Mitigation strategies

• Cache secrets at the application layer. Fetch the secret once at startup, not on every request. The AWS Secrets Manager caching clients for Python, Java, and Go handle this automatically.
• Stagger deployments. Instead of replacing all tasks at once, use a rolling update with a lower maximumPercent so tasks start in batches.
• Use Parameter Store for high-read secrets. SSM Parameter Store has higher default throughput limits. For non-sensitive config that changes rarely, it can relieve pressure on Secrets Manager.
• Request a quota increase. For sustained high-scale workloads, open a support case to raise the Secrets Manager API TPS limit for your account.

Common Pitfalls to Avoid

Mixing up the task role and the execution role

The task execution role is used by the ECS agent during startup (pulling images, fetching secrets). The task role is used by your running application code (calling S3, DynamoDB, etc.). Secrets Manager permissions for startup injection belong on the execution role. Putting them only on the task role won't help — the agent doesn't use the task role during PENDING.

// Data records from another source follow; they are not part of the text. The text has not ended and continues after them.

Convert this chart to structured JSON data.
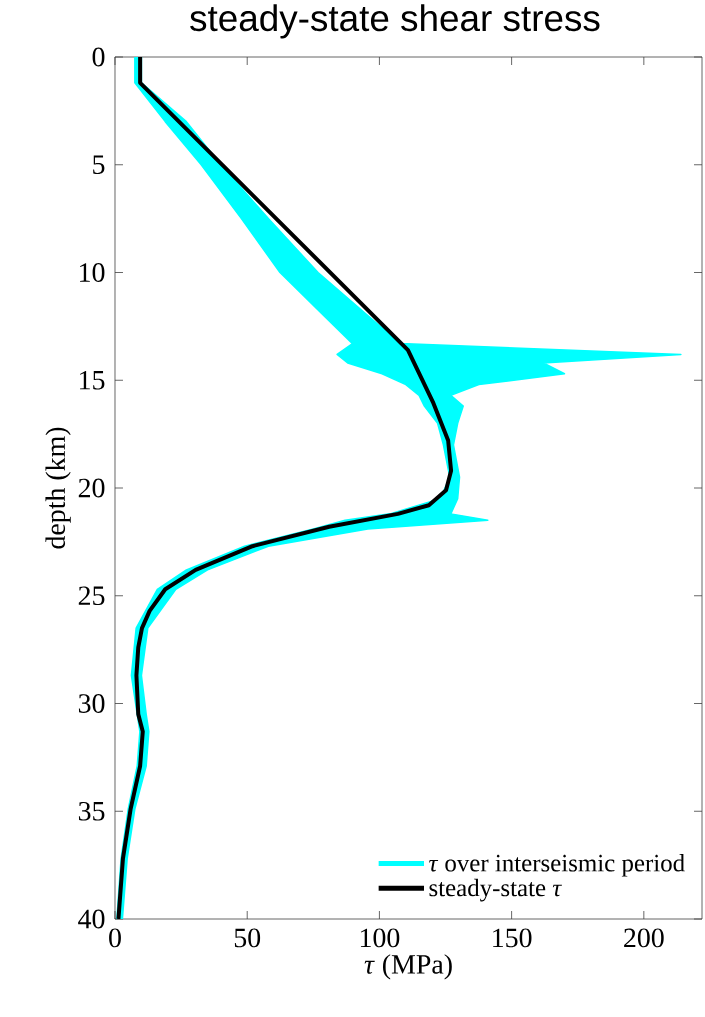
{
  "chart_data": {
    "type": "line",
    "orientation": "horizontal",
    "title": "steady-state shear stress",
    "xlabel": "*τ* (MPa)",
    "ylabel": "depth (km)",
    "xlim": [
      0,
      222
    ],
    "ylim": [
      40,
      0
    ],
    "xticks": [
      0,
      50,
      100,
      150,
      200
    ],
    "yticks": [
      0,
      5,
      10,
      15,
      20,
      25,
      30,
      35,
      40
    ],
    "legend": "bottom right",
    "series": [
      {
        "name": "*τ* over interseismic period",
        "type": "area",
        "color": "#00ffff",
        "values": [
          null,
          null,
          null,
          null,
          null,
          null,
          null,
          null,
          null,
          null,
          null,
          null,
          null,
          null,
          null,
          null,
          null,
          null,
          null,
          null,
          null,
          null,
          null,
          null,
          null,
          null,
          null,
          null,
          null,
          null,
          null,
          null
        ],
        "x": [
          0,
          1.2,
          3,
          5,
          7.5,
          10,
          12,
          13.3,
          13.8,
          14.2,
          14.7,
          15.2,
          15.7,
          16.2,
          17,
          18,
          19.5,
          20.5,
          21.2,
          21.5,
          21.9,
          22.7,
          23.8,
          24.7,
          26.5,
          28.7,
          30.5,
          31.3,
          32.9,
          34.9,
          37.2,
          40
        ],
        "lower": [
          7.5,
          7.5,
          19,
          32.6,
          47.8,
          62.4,
          79,
          89.8,
          84,
          88,
          101,
          110,
          115,
          117,
          122,
          124.2,
          126.6,
          123,
          104,
          87,
          75,
          49,
          27,
          16,
          8,
          6.2,
          8.4,
          9.4,
          8.4,
          5,
          2.3,
          0.7
        ],
        "upper": [
          10,
          10,
          27,
          40,
          58,
          76.8,
          95.6,
          108,
          214,
          162,
          170,
          137.6,
          127,
          131.7,
          129.6,
          128,
          130.3,
          129.6,
          127,
          141,
          95.6,
          58,
          35,
          23,
          12.4,
          10,
          11.8,
          12.8,
          11.8,
          7.5,
          4.6,
          2.8
        ]
      },
      {
        "name": "steady-state *τ*",
        "color": "#000000",
        "x": [
          0,
          1.2,
          13.6,
          16.0,
          17.8,
          19.2,
          20.1,
          20.8,
          21.2,
          21.8,
          22.7,
          23.8,
          24.7,
          25.7,
          26.5,
          27.4,
          28.7,
          30.5,
          31.3,
          32.9,
          34.9,
          37.2,
          40
        ],
        "values": [
          9.5,
          9.5,
          110.8,
          120.2,
          126,
          127.1,
          125.2,
          118.7,
          107,
          81,
          52,
          30.5,
          19,
          13.1,
          10.2,
          8.8,
          8.1,
          8.8,
          10.5,
          9.5,
          5.9,
          3,
          1.3
        ]
      }
    ]
  }
}
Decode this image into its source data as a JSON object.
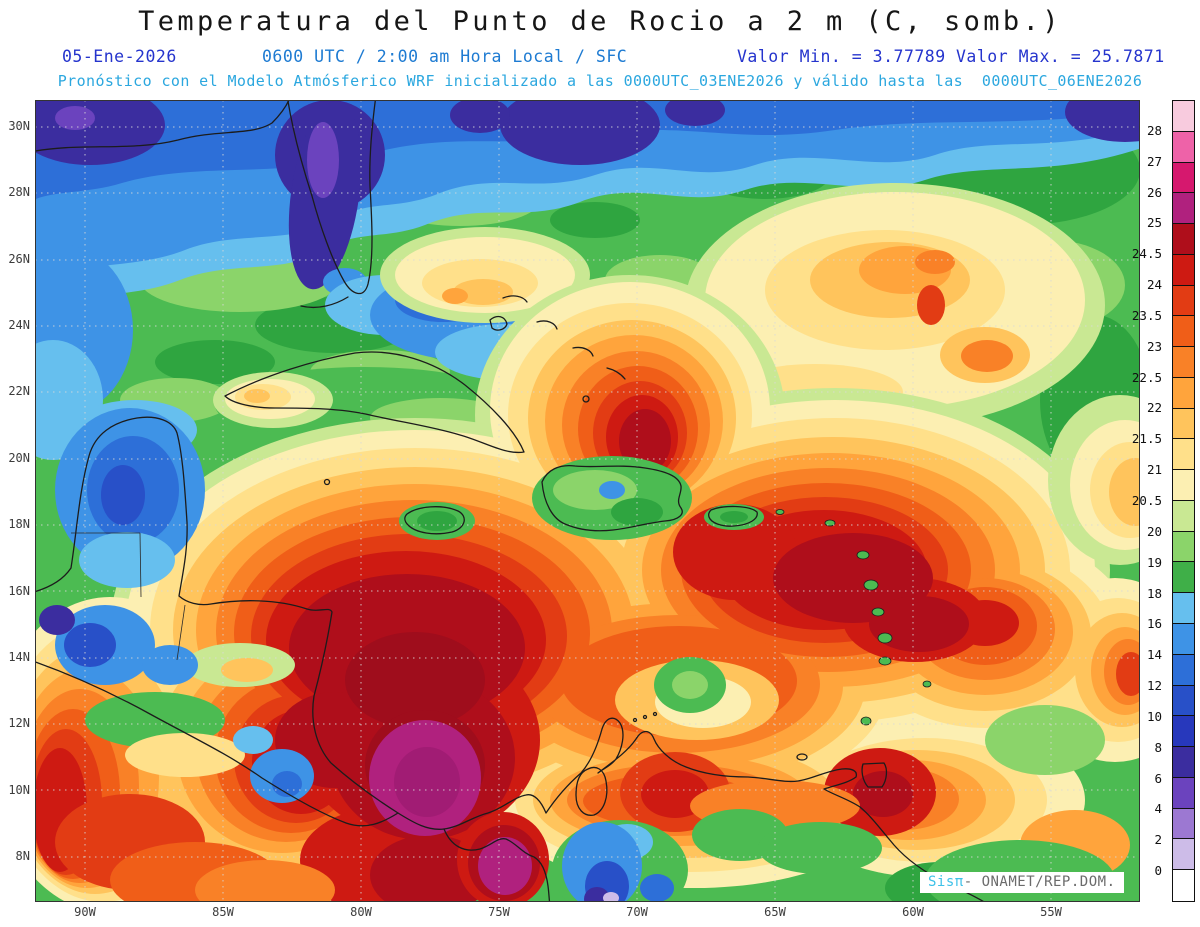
{
  "header": {
    "title": "Temperatura del Punto de Rocio a 2 m (C, somb.)",
    "date": "05-Ene-2026",
    "time_line": "0600 UTC / 2:00 am Hora Local / SFC",
    "min_label": "Valor Min. = 3.77789",
    "max_label": "Valor Max. = 25.7871",
    "model_line": "Pronóstico con el Modelo Atmósferico WRF inicializado a las 0000UTC_03ENE2026 y válido hasta las  0000UTC_06ENE2026"
  },
  "axes": {
    "lat_labels": [
      "30N",
      "28N",
      "26N",
      "24N",
      "22N",
      "20N",
      "18N",
      "16N",
      "14N",
      "12N",
      "10N",
      "8N"
    ],
    "lon_labels": [
      "90W",
      "85W",
      "80W",
      "75W",
      "70W",
      "65W",
      "60W",
      "55W"
    ]
  },
  "colorbar": {
    "tick_labels": [
      "28",
      "27",
      "26",
      "25",
      "24.5",
      "24",
      "23.5",
      "23",
      "22.5",
      "22",
      "21.5",
      "21",
      "20.5",
      "20",
      "19",
      "18",
      "16",
      "14",
      "12",
      "10",
      "8",
      "6",
      "4",
      "2",
      "0"
    ],
    "cell_colors_top_to_bottom": [
      "#F8CBDE",
      "#EE62A8",
      "#D6186E",
      "#B0217E",
      "#AF0E1B",
      "#CE1A12",
      "#E23C14",
      "#F05E18",
      "#F98127",
      "#FFA43C",
      "#FFC45C",
      "#FFE08A",
      "#FCEFB2",
      "#C9E893",
      "#8BD46A",
      "#3FAF48",
      "#66BFEE",
      "#3E93E6",
      "#2D6FD8",
      "#2850C8",
      "#2738BC",
      "#3B2D9F",
      "#6B43BE",
      "#9C78D2",
      "#CDBCE8",
      "#FFFFFF"
    ]
  },
  "watermark": {
    "brand": "Sisπ",
    "separator": "- ",
    "org": "ONAMET/REP.DOM."
  },
  "colors": {
    "header_blue": "#2534CD",
    "header_teal": "#1E7BD2",
    "header_cyan": "#2BA7DF",
    "watermark_cyan": "#3EC1E8"
  },
  "chart_data": {
    "type": "heatmap",
    "title": "Temperatura del Punto de Rocio a 2 m (C, somb.)",
    "variable": "Dew point temperature at 2 m",
    "units": "C",
    "valid_datetime": "05-Ene-2026 0600 UTC / 2:00 am Hora Local / SFC",
    "model_run": "WRF inicializado 0000UTC_03ENE2026",
    "valid_until": "0000UTC_06ENE2026",
    "value_min": 3.77789,
    "value_max": 25.7871,
    "lat_ticks": [
      "30N",
      "28N",
      "26N",
      "24N",
      "22N",
      "20N",
      "18N",
      "16N",
      "14N",
      "12N",
      "10N",
      "8N"
    ],
    "lon_ticks": [
      "90W",
      "85W",
      "80W",
      "75W",
      "70W",
      "65W",
      "60W",
      "55W"
    ],
    "contour_levels": [
      0,
      2,
      4,
      6,
      8,
      10,
      12,
      14,
      16,
      18,
      19,
      20,
      20.5,
      21,
      21.5,
      22,
      22.5,
      23,
      23.5,
      24,
      24.5,
      25,
      26,
      27,
      28
    ],
    "legend_position": "right",
    "grid": "dotted graticule every 2 deg lat / 5 deg lon"
  }
}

Forgetting the security group on your VPC endpoint

Interface VPC endpoints have their own security groups. If you create the endpoint but its security group doesn't allow inbound HTTPS from your task's security group, the connection will be refused. This produces a timeout, not a clear error message. Always explicitly allow TCP 443 from the task security group to the endpoint security group.

Using secrets vs environment in the task definition

Values listed under environment are stored in plaintext in the task definition and are visible to anyone with IAM access to ecs:DescribeTaskDefinition. Always use the secrets block for sensitive values. The injection mechanism is different, and only the secrets block triggers the Secrets Manager API call at startup.

Neglecting to register a new task definition revision after fixing the role

IAM changes take effect immediately, but ECS tasks cache the execution role credentials for the duration of the task. If you update the execution role policy and then force a new deployment, your new tasks will pick up the updated permissions. Running tasks don't retroactively benefit from role changes — they need to be replaced.

For teams building reliable deployment pipelines, the same discipline applies when thinking about how your release process triggers these rollouts. Consistent, automated deployment steps reduce the chance of a stale task definition slipping through — the same principle behind automating semantic versioning in OSS releases applies here: remove the manual step, remove the error.

Next Steps

Here's a concrete checklist to work through the next time an ECS task dies on startup with a Secrets Manager error:

1. Read the full stopped task reason in the ECS console. Distinguish between context deadline exceeded (network) and AccessDeniedException (permissions) and ResourceNotFoundException (bad ARN).
2. Check your subnet's route table. If your task is in a private subnet, confirm you have either a NAT gateway route or a Secrets Manager VPC endpoint with private DNS enabled.
3. Audit the execution role — not the task role — for secretsmanager:GetSecretValue and, if needed, kms:Decrypt permissions scoped to the correct resources.
4. Verify the secret ARN verbatim using aws secretsmanager describe-secret and paste it directly into your task definition — don't construct the ARN by hand.
5. Monitor ThrottledRequests in CloudWatch if you're seeing intermittent failures during large deployments, and consider staggered rollouts or a secrets caching library to reduce API call volume.